CLEVELAND: One of the many decisions the Indians must make in the off season concerns Andy Marte.
Do they keep him on the 40-man roster and give him a chance to make the team in spring training or leave him unprotected and allow him to seek employment elsewhere?
Marte was all but buried in a mountain of unfulfilled expectations when he caught fire at Triple-A and stayed hot the entire season, batting .327 with 18 home runs and 66 RBI in 82 games.

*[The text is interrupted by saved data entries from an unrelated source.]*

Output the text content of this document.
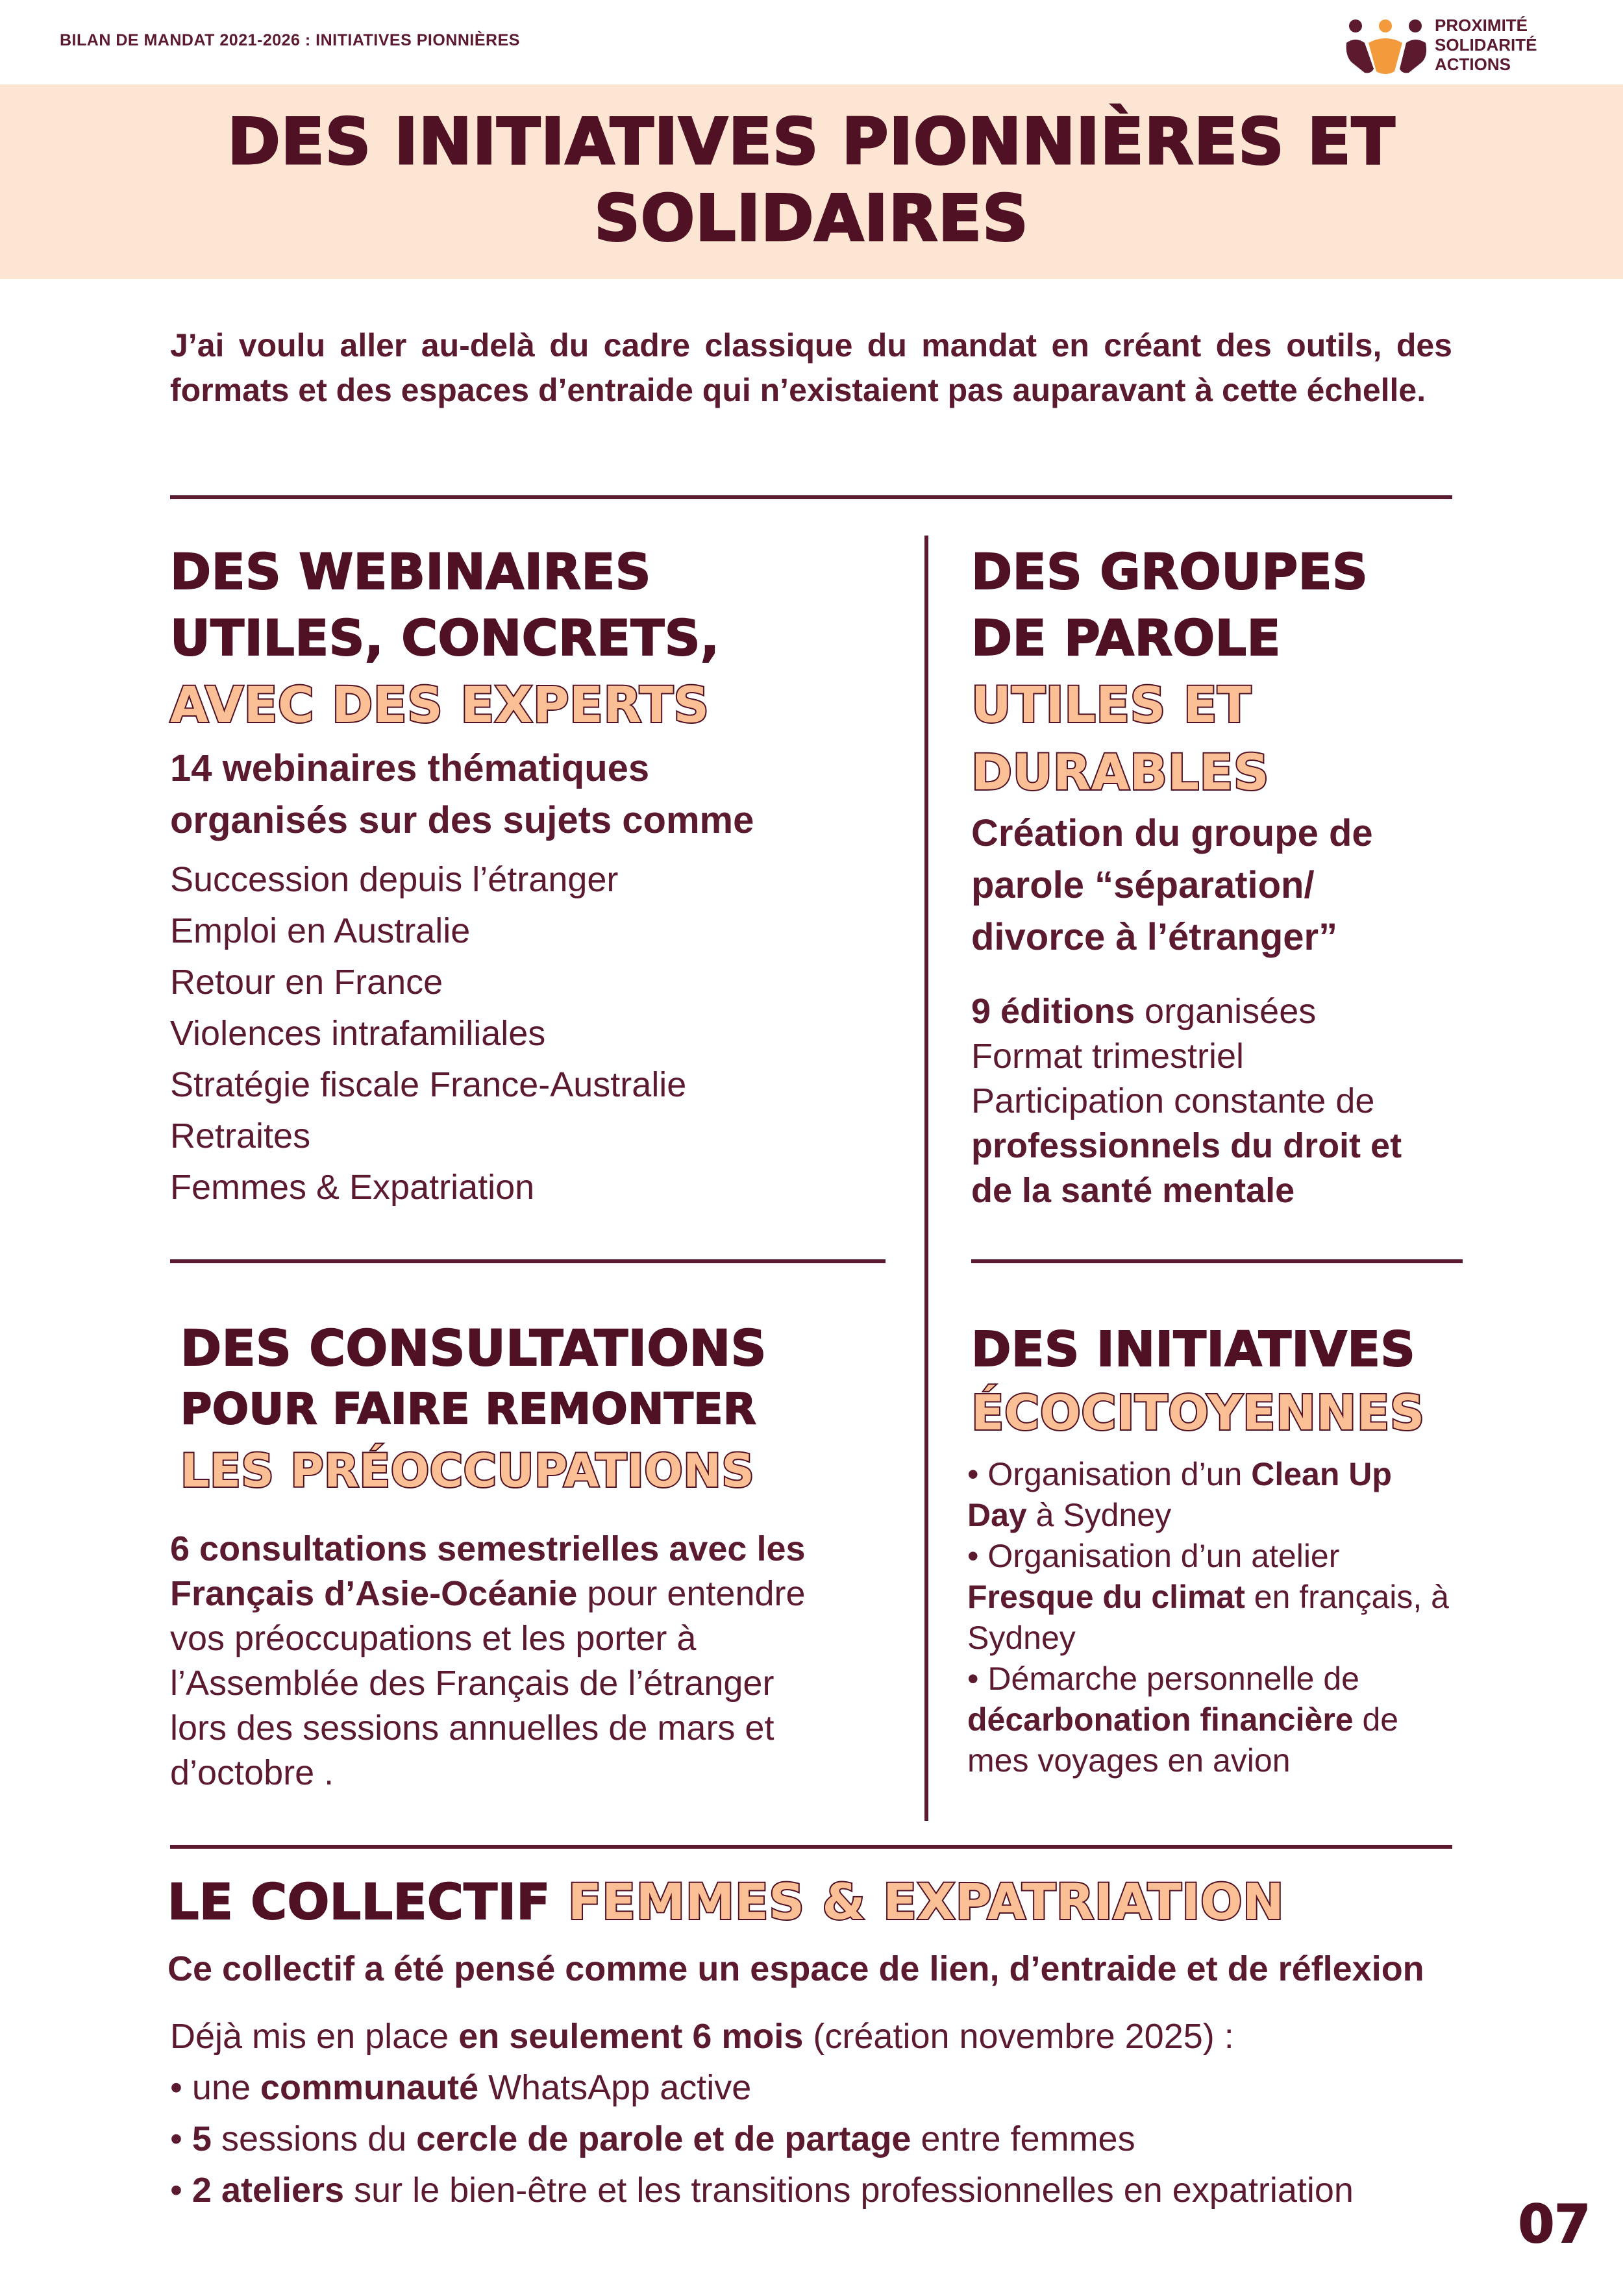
BILAN DE MANDAT 2021-2026 : INITIATIVES PIONNIÈRES
PROXIMITÉ
SOLIDARITÉ
ACTIONS
DES INITIATIVES PIONNIÈRES ET
SOLIDAIRES
J’ai voulu aller au-delà du cadre classique du mandat en créant des outils, des formats et des espaces d’entraide qui n’existaient pas auparavant à cette échelle.
DES WEBINAIRES
UTILES, CONCRETS,
AVEC DES EXPERTS
14 webinaires thématiques
organisés sur des sujets comme
Succession depuis l’étranger
Emploi en Australie
Retour en France
Violences intrafamiliales
Stratégie fiscale France-Australie
Retraites
Femmes & Expatriation
DES GROUPES
DE PAROLE
UTILES ET
DURABLES
Création du groupe de
parole “séparation/
divorce à l’étranger”
9 éditions organisées
Format trimestriel
Participation constante de
professionnels du droit et
de la santé mentale
DES CONSULTATIONS
POUR FAIRE REMONTER
LES PRÉOCCUPATIONS
6 consultations semestrielles avec les
Français d’Asie-Océanie pour entendre
vos préoccupations et les porter à
l’Assemblée des Français de l’étranger
lors des sessions annuelles de mars et
d’octobre .
DES INITIATIVES
ÉCOCITOYENNES
• Organisation d’un Clean Up
Day à Sydney
• Organisation d’un atelier
Fresque du climat en français, à
Sydney
• Démarche personnelle de
décarbonation financière de
mes voyages en avion
LE COLLECTIF FEMMES & EXPATRIATION
Ce collectif a été pensé comme un espace de lien, d’entraide et de réflexion
Déjà mis en place en seulement 6 mois (création novembre 2025) :
• une communauté WhatsApp active
• 5 sessions du cercle de parole et de partage entre femmes
• 2 ateliers sur le bien-être et les transitions professionnelles en expatriation
07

That forced the Tribe to take one last look at him in the big leagues, summoning him to Cleveland on July 27. Even though Marte is a third baseman, he was installed at first as a way to get him at-bats after the trade of Ryan Garko to San Francisco.
Marte has responded by batting .286 with six homers and 20 RBI in his past 30 games, dating to Aug. 19. Whether that is enough to change minds in the front office is the question.
""I was praying at Triple-A that I would get another chance to prove myself up here,'' Marte said Monday. ""I don't know what's going to happen. It's not my decision. I will go to the Dominican and play winter ball. They asked me to concentrate on third base.''
The fact the Indians care enough to ask Marte to do anything might indicate they intend to keep him on the roster through the winter.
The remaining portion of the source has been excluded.